Community Contributor | Jul 3, 2018 | 0
The paradox of so much hunger side by side to so much opulence
Inequality and redistribution are not popular topics. In its basest form, redistribution hints at taking away from those that have and let those that do not have, enjoy a marginally better life. Sounds all too familiar, and for most westerners, too communist.
When Marx wrote his famous treatise dissecting the implications for capitalism of labour’s surplus value, the world was a different place. In 1867 capitalism had propelled Britain and the United States to the top ranks of the world economic order, colonialism was at its zenith, and the sun never set on the empire. One hundred and forty years later, economic reality has struck an over-extended world, countries are fighting for their economic survival, and millions of people around the globe are facing an uncertain future.
This used to be the preserve of Africa. Over the past fifty years, since the African liberation started around 1960, debt, poverty, hunger and conflict, together with an unprecedented population growth, were the trademarks of the so-called Dark Continent. Getting rid of the shackles of colonialism was a long and arduous process during which our greatest achievement was to emulate the masters – grab what you can, make sure your kin and other elite groups are well greased, forget the masses, and kill everyone that opposes your power base.
Redistribution was seen as a primitive expression of the newly liberated to make up for what they coveted but did not have, either the intellectual or institutional ability, at that time, to generate themselves. In short, redistribution was labelled as the quick fix. Rob those that have but do not distribute it to the poor, rather make sure its ends up in a Swiss bank account. Redistribution was a dirty word.
But that is no longer the case. Since 2008, I was at first confounded by the appearance of the concept “Redistribution” in many quasi-economic reports that focussed on social improvement. Then as it occurred with more regularity, I was forced to revisit my own preconceived ideas about redistribution. It seems that lately, redistribution is on the radar of many leading social as well as economic academics.
During the week I browsed through the UNDP’s Africa Human Development Report 2012. Although redistribution is not named directly, hunger does take up a considerable part of the content. “It is a harsh paradox that in a world of food surpluses, hunger and malnutrition remain pervasive on a continent with ample agricultural endowments,” the Director of UNDP’s Africa Bureau is quoted as saying. I could not agree more.

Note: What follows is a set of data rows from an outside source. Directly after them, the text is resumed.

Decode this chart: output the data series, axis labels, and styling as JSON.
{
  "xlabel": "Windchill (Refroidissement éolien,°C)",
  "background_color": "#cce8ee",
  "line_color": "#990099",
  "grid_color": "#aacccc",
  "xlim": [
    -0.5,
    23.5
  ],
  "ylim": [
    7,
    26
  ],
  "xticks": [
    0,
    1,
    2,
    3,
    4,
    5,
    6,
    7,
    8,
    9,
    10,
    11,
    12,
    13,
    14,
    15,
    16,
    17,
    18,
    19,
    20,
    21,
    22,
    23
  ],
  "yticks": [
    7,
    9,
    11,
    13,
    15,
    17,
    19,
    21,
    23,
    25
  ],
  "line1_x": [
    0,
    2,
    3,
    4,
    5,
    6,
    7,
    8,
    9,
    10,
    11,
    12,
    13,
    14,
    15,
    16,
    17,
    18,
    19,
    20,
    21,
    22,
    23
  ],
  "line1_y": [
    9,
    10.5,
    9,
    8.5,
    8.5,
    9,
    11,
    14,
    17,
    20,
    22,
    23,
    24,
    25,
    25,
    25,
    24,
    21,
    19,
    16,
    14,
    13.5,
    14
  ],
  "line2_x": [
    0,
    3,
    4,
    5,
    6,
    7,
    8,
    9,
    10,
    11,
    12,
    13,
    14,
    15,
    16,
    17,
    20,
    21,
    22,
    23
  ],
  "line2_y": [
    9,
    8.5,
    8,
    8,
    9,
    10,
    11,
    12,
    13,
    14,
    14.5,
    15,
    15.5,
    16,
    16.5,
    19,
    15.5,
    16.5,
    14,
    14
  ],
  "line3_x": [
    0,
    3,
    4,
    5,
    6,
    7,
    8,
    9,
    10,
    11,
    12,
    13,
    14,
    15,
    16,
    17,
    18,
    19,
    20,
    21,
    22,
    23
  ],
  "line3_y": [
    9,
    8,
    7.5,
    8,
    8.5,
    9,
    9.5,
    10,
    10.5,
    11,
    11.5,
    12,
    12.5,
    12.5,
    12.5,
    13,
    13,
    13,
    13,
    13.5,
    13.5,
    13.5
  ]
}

It is reports like these, by reputable institutions, that compel me to take note of the concept of redistribution again. And as the impact of the global financial malaise spreads across societies, many more people will start taking redistribution seriously. Inequality as it manifests itself in poverty and hunger, cannot be ignored. What is the purpose of running in the rat race, trying to ensure a future for the next generation, when such a large portion of humanity, is simply left behind. Population pressure will not abate, it will only become more and more pronounced. With that, inequality will also not diminish until we get to that point where destitute societies simply revolt.
As a rational realist, I know we cannot eradicate poverty with one clever sweep. In fact, I am more than irritated by politicians who use this as an excuse to hide their own incompetence. But in a world where there is so much opulence, it would be irresponsible of me not to take redistribution serious. Not only as a matter of policy, but also as a discipline for serious intellectual investigation.
Am I preaching neo-communism in a camouflaged form? I certainly hope not. I am fundamentally opposed to communism as it does not make any logical sense to deprive ingenuity of its rewards. But it is just as logical a conclusion that if we do not re-introduce the notion of redistribution ourselves, the poor will do it for us. And that will not only happen in Africa, it is going to happen everywhere.
The complexities of the new world order that we are now entering, demand a paradigm shift away from the conventional, dare I say, “colonial” world view. Hunger and more specifically, a hunger child is an affront. From a humane perspective, complacency by those that are well-fed, is one of the greater dangers we face in the not too distant future. It is no use citing impressive per capita figures, when inequality is so pervasive and many children go to sleep on an empty stomach.